La seconda linea di trattamento indica la terapia che il soggetto riceve nel momento in cui si registra il fallimento della strategia di prima linea, e dovrebbe essere offerta al numero più ampio possibile di pazienti. Generalmente, è indicata nei soggetti con un buon performance

status e una funzionalità d’organo adeguata. Anche in questo caso, la combinazione

farmacologica dipende dal trattamento precedentemente somministrato:

- I pazienti bevacizumab naive possono essere trattati con un antiangiogenetico.
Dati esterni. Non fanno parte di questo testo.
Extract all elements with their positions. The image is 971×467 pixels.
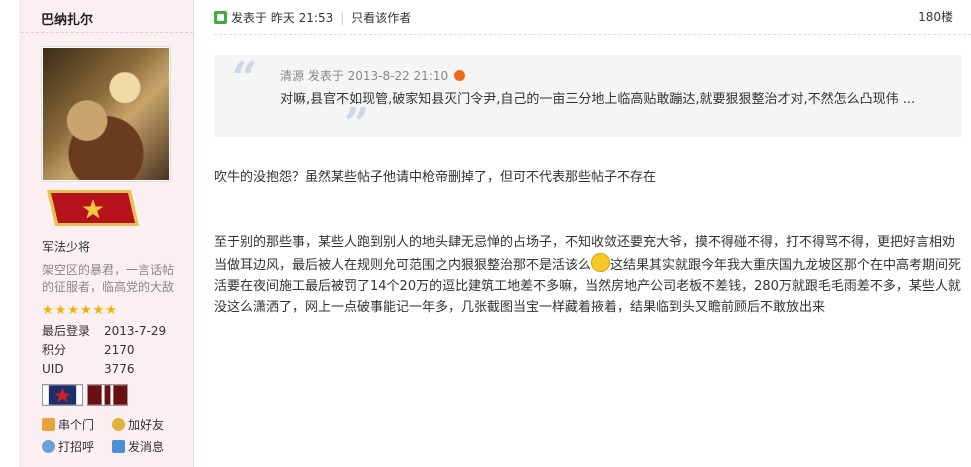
post-paragraph: 至于别的那些事，某些人跑到别人的地头肆无忌惮的占场子，不知收敛还要充大爷，摸不得… (214, 232, 964, 318)
home-icon (42, 418, 55, 431)
info-row-uid: UID 3776 (42, 360, 166, 379)
post-paragraph: 吹牛的没抱怨？虽然某些帖子他请中枪帝删掉了，但可不代表那些帖子不存在 (214, 170, 657, 185)
info-value: 3776 (104, 362, 135, 376)
greet-button[interactable]: 打招呼 (42, 438, 112, 455)
add-friend-icon (112, 418, 125, 431)
medal-ribbon-icon[interactable] (87, 384, 128, 406)
send-message-label: 发消息 (128, 440, 165, 454)
visit-button[interactable]: 串个门 (42, 416, 112, 433)
greet-icon (42, 440, 55, 453)
rank-name: 军法少将 (42, 240, 91, 254)
send-message-button[interactable]: 发消息 (112, 438, 192, 455)
divider (21, 32, 193, 33)
info-row-last-login: 最后登录 2013-7-29 (42, 322, 166, 341)
signature: 架空区的暴君，一言话帖的征服者，临高党的大敌 (42, 263, 175, 294)
jump-to-quote-icon[interactable] (453, 70, 465, 81)
quote-block: “ 清源 发表于 2013-8-22 21:10 对嘛,县官不如现管,破家知县灭… (214, 53, 962, 147)
medal-star-icon[interactable] (42, 384, 83, 406)
online-status-icon (214, 11, 227, 24)
close-quote-icon: ” (344, 99, 370, 150)
quote-text: 对嘛,县官不如现管,破家知县灭门令尹,自己的一亩三分地上临高贴敢蹦达,就要狠狠整… (280, 92, 916, 107)
info-label: UID (42, 362, 64, 376)
avatar-image (43, 48, 169, 180)
add-friend-button[interactable]: 加好友 (112, 416, 192, 433)
author-sidebar: 巴纳扎尔 军法少将 架空区的暴君，一言话帖的征服者，临高党的大敌 ★★★★★★ … (20, 0, 194, 467)
post-meta: 发表于 昨天 21:53 | 只看该作者 (214, 9, 411, 26)
author-actions: 串个门 加好友 打招呼 发消息 (42, 416, 192, 455)
star-rating: ★★★★★★ (42, 303, 118, 318)
greet-label: 打招呼 (58, 440, 95, 454)
visit-label: 串个门 (58, 418, 95, 432)
rank-badge-icon (47, 190, 139, 226)
quote-meta: 清源 发表于 2013-8-22 21:10 (280, 67, 465, 84)
info-value: 2013-7-29 (104, 324, 167, 338)
view-author-only-link[interactable]: 只看该作者 (351, 9, 411, 26)
separator: | (340, 10, 345, 25)
info-row-points: 积分 2170 (42, 341, 166, 360)
info-label: 积分 (42, 343, 67, 357)
author-info: 最后登录 2013-7-29 积分 2170 UID 3776 (42, 322, 166, 379)
medals (42, 384, 128, 406)
divider (214, 34, 971, 35)
quote-author-time: 清源 发表于 2013-8-22 21:10 (280, 69, 449, 83)
avatar[interactable] (41, 46, 171, 182)
author-name[interactable]: 巴纳扎尔 (41, 9, 93, 28)
message-icon (112, 440, 125, 453)
floor-number[interactable]: 180楼 (918, 8, 953, 25)
open-quote-icon: “ (232, 53, 258, 104)
add-friend-label: 加好友 (128, 418, 165, 432)
smiley-icon (591, 253, 611, 272)
info-label: 最后登录 (42, 324, 91, 338)
info-value: 2170 (104, 343, 135, 357)
posted-time: 发表于 昨天 21:53 (231, 11, 334, 25)
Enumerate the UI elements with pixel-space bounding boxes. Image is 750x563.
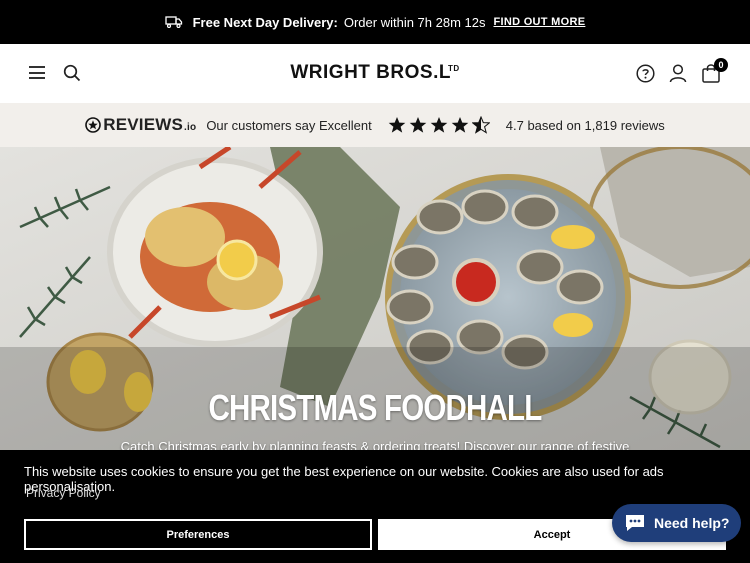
rating-stars xyxy=(388,116,490,134)
reviews-brand: REVIEWS xyxy=(103,115,184,134)
reviews-brand-suffix: .io xyxy=(184,122,197,133)
announcement-bar: Free Next Day Delivery: Order within 7h … xyxy=(0,0,750,44)
site-header: WRIGHT BROS.LTD 0 xyxy=(0,44,750,103)
delivery-truck-icon xyxy=(164,16,182,28)
cart-count-badge: 0 xyxy=(714,58,728,72)
hero-title: CHRISTMAS FOODHALL xyxy=(208,387,543,428)
star-icon xyxy=(388,117,406,133)
help-icon[interactable] xyxy=(636,64,655,83)
reviews-bar[interactable]: REVIEWS .io Our customers say Excellent 4… xyxy=(0,103,750,147)
need-help-chat-button[interactable]: Need help? xyxy=(612,504,741,542)
delivery-countdown: Order within 7h 28m 12s xyxy=(343,14,486,30)
chat-label: Need help? xyxy=(654,515,730,531)
delivery-headline: Free Next Day Delivery: xyxy=(192,14,338,30)
privacy-policy-link[interactable]: Privacy Policy xyxy=(26,486,101,500)
reviews-tagline: Our customers say Excellent xyxy=(206,117,372,133)
cookie-message: This website uses cookies to ensure you … xyxy=(24,464,664,494)
half-star-icon xyxy=(471,116,490,134)
logo-text: WRIGHT BROS.L xyxy=(290,62,451,83)
star-icon xyxy=(409,117,427,133)
find-out-more-link[interactable]: FIND OUT MORE xyxy=(493,16,585,28)
star-icon xyxy=(430,117,448,133)
chat-bubble-icon xyxy=(626,515,644,531)
star-icon xyxy=(451,117,469,133)
reviews-io-logo: REVIEWS .io xyxy=(85,115,196,135)
account-icon[interactable] xyxy=(669,64,687,83)
preferences-button[interactable]: Preferences xyxy=(24,519,372,550)
logo-superscript: TD xyxy=(447,63,460,73)
rating-summary: 4.7 based on 1,819 reviews xyxy=(505,117,665,133)
hero-subtitle: Catch Christmas early by planning feasts… xyxy=(120,439,630,450)
reviews-star-icon xyxy=(85,117,102,133)
hero-banner[interactable]: CHRISTMAS FOODHALL Catch Christmas early… xyxy=(0,147,750,450)
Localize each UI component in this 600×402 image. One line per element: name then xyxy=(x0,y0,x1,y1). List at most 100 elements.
L’impiego di aflibercept deve essere limitato ad una combinazione con FOLFIRI nel pazienti andati incontro a progressione con regimi a base di oxaliplatino;

- I pazienti che hanno ricevuto bevacizumab in prima linea, possono essere trattati con: bevacizumab in strategia di post-continuazione; aflibercept o ramucirumab (associato a FOLFIRI) se sottoposti anche a trattamento con oxaliplatino; anticorpi anti-EGFR in associazione a FOLFIRI/irinotecan se RAS wild-type;

- I pazienti che si mostrano rapidi progressori con i regimi di chemioterapia di prima linea a base di bevacizumab dovrebbero essere trattati con aflibercept o ramucirumab (solo in combinazione a FOLFIRI) e, se non precedentemente trattati con anticorpi anti-EGFR e RAS wild-type, con terapia a bersaglio molecolare con anticorpi anti- EGFR preferibilmente in associazione ad un citotossico.

Nella terapia di terza linea si possono impiegare i seguenti trattamenti:

- Nei pazienti RAS e BRAF wild-type non precedentemente trattati con anticorpi anti- EGFR, è possibile considerare la terapia con cetuximab e panitumumab;

- Si raccomanda l’utilizzo del regorafenib e di trifluridina/tipiracil nei pazienti pre- trattati con fluoropirimidine, oxaliplatino, irinotecan, bevacizumab, e in associazione agli anticorpi anti-EGFR nei pazienti RAS wild-type [14].